Even Vegas can’t figure Cardinals

The guys in the back rooms who make the numbers seem a bit confused by this one, though they’re hardly alone. The Arizona Cardinals haven’t made it easy for anyone in their improbable run to the Super Bowl.

The Cardinals will be underdogs against the Pittsburgh Steelers, that much is certain in the sports books that line the Las Vegas Strip. No surprise there, because Arizona has been the dog in all three of its playoff games after sputtering badly late in the regular season.

The NFL will have you believe it doesn’t matter because there is no such thing as a connection between the league’s popularity and the ease with which you can bet on a game. The league and the television talking heads who understand what side their bread is buttered on will pretend that there is no such thing as a point spread on the biggest game of the year.

That’s nonsense, of course, because hundreds of millions of dollars will change hands on everything from the opening coin flip to the eventual final score. Millions of Americans will have a financial stake in the game, whether they wager online, in a Vegas sports book or simply buy a square or two in the pool at their local bar.

I don’t bet on sports, mostly because I’m lousy at picking winners, but a friend of mine risked five bucks in August on a 50-1 shot that the Cardinals will win the Super Bowl. Those odds weren’t bad, but bookies thought so little of Arizona that even when the Cardinals made the playoffs you could still get 35-1 on them winning it all.

Fortunately for the bookies, my friend’s bet was about the norm. Bettors didn’t wager serious money on the Cardinals, even at longshot odds, because they had no idea going into the playoffs that Kurt Warner would play like he did earlier in the season, Edgerrin James would get a chance to run the ball, and Larry Fitzgerald would stake his claim as the best wide receiver in the league.
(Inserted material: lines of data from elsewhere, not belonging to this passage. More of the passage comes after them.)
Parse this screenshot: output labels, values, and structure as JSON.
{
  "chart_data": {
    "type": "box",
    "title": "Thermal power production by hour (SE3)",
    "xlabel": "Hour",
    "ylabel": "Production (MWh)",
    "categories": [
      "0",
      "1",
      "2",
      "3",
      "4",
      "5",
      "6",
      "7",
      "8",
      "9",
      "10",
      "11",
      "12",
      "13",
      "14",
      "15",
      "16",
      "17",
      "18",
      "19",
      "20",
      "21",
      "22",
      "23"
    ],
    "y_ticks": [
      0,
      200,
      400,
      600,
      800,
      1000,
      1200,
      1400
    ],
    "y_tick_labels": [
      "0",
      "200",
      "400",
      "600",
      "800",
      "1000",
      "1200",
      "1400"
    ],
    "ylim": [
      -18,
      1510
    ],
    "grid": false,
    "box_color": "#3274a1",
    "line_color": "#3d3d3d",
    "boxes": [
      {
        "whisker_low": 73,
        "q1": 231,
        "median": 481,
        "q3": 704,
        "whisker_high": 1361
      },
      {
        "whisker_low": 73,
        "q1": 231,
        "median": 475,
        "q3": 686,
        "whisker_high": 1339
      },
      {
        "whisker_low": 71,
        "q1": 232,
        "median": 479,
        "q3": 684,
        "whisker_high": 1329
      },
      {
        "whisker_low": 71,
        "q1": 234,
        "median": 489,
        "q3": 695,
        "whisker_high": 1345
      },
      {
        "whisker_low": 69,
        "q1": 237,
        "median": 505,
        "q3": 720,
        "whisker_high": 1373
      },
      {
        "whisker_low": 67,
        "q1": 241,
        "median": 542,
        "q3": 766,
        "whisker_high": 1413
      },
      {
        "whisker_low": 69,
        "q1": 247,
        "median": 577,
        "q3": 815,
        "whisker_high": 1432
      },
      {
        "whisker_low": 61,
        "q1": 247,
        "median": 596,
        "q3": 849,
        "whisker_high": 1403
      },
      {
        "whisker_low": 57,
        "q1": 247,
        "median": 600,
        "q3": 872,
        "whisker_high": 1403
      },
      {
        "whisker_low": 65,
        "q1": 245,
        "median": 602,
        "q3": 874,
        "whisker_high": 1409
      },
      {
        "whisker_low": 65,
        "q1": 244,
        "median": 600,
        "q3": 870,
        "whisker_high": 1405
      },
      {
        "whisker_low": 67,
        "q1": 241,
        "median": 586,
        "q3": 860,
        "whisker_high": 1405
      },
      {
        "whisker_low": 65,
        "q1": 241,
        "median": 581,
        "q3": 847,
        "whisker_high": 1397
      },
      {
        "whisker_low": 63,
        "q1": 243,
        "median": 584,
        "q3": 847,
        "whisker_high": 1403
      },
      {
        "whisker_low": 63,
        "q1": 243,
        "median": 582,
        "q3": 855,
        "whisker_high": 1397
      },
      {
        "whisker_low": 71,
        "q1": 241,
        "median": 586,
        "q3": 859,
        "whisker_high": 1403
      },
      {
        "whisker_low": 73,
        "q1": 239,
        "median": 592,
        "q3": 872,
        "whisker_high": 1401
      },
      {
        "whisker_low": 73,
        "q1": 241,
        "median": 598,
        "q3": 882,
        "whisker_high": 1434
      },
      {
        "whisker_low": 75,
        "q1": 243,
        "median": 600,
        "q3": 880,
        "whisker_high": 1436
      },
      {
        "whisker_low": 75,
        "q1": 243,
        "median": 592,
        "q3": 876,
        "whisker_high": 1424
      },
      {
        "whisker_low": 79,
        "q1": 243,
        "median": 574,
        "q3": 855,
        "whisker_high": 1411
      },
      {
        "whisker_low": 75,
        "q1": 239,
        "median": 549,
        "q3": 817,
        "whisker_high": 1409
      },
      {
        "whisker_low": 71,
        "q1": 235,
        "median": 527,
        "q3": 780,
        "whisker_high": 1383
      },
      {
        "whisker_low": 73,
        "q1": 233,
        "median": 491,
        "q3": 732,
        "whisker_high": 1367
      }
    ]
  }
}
That combination, along with an underrated defense, was good enough to win three playoff games and get the Cardinals in the Super Bowl for the first time in their history. And what a miserable history it has been, stretching from the team’s formation in 1898 in Chicago to its current location in Phoenix, where before this year the Cardinals had one winning season in 21 years.

There was never any reason to believe Arizona could actually make it to the Super Bowl. History shows that perennially bad teams tend to revert to doing bad things (see Chicago Cubs) when the pressure is on because they don’t know how do anything different.

But now the Cardinals are in, and with two weeks to kill before the game we turn to the bookies to figure out just how bad they will get beaten by the powerful Steelers. That’s a task the oddsmakers undertake with varying degrees of success for every NFL game, but it becomes more important in the big game when almost everyone but Roger Goodell has a bet down.

Last year the bookies didn’t do too well, losing money in Las Vegas after making the New England Patriots prohibitive 13.5-point favorites over the New York Giants. That didn’t mean they thought the Patriots were two touchdowns better than the Giants, only that they figured bettors would overwhelm them with money on the Patriots unless they put up a big enough spread to get money back on the underdog.